Figure 10.3: Embedding parameters for attractor reconstruction: The upper panel shows the time-delayed mutual information function with 3 embedding delays, 2 minima and the maximum possible lag for 10 surrogate dimensions given the length of the time series. The bottom panel shows the results of the false nearest neighbor analysis for each of the 3 delays. This plot is the ouput of function est_parameters() from package casnet.

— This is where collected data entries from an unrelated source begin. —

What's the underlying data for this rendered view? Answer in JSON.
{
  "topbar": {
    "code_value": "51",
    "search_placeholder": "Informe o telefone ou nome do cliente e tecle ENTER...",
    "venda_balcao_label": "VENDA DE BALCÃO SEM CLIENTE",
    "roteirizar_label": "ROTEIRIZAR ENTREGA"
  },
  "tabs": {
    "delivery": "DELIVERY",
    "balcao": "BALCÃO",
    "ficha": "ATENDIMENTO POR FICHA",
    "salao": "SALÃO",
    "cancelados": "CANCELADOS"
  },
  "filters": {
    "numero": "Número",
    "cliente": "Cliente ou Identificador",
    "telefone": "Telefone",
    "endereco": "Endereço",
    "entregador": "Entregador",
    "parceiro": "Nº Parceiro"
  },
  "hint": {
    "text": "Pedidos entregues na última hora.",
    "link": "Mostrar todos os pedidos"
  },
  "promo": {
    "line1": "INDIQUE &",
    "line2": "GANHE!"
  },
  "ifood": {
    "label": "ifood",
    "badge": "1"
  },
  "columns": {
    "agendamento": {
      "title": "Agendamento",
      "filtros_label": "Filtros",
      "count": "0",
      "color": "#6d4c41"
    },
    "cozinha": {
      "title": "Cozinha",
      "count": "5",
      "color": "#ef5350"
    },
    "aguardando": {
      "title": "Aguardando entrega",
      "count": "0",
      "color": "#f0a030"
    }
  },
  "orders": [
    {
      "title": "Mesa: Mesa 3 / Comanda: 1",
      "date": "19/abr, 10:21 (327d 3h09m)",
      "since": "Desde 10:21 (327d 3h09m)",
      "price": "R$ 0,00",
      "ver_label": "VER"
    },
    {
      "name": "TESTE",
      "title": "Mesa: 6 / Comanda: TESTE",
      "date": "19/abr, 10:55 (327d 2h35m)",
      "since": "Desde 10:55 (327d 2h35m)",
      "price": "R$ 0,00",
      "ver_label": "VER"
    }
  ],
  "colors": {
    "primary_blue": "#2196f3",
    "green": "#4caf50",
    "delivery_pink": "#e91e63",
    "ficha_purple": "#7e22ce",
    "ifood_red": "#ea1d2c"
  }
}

The recurrence matrix \(\mathbf{R}_{i,j}\) is defined as: \[\begin{equation} \mathbf{R}_{i,j}(\varepsilon)=\Theta\left(\varepsilon-\|\vec{y}_i-\vec{y}_j\|\right),\ \ \ i,j = 1,\ldots, N \end{equation}\] where \(\|\ \cdot\ \|\) is a distance norm (e.g. Euclidean, Chebyshev, Manhattan), \(\varepsilon\) is a threshold value which determines at which distance value a state should be considered to recur, and \(\Theta\) is the Heaviside function, which returns \(1\) if a distance value falls below \(\varepsilon\) and \(0\) otherwise. Figure 10.4 displays the unthresholded distance matrix based on the Maximum norm (Chebyshev distance). The distances of each state coordinate (a 4-tuple represented by the values of \(y_i\) at each time point) to every other state coordinate are represented by different a colours. The matrix is symmetric around the diagonal, the line of incidence, which is excluded from calculation of recurrence measures. The colour-bar displays several distance values on the right side, which, should they be chosen as the threshold value \(\varepsilon\), would result in the Recurrence Rate (proportion of recurrent points in \(\mathbf{R}_{i,j}\)) displayed on the left.

Figure 10.4: Distance matrix of the simulated 4D phase space.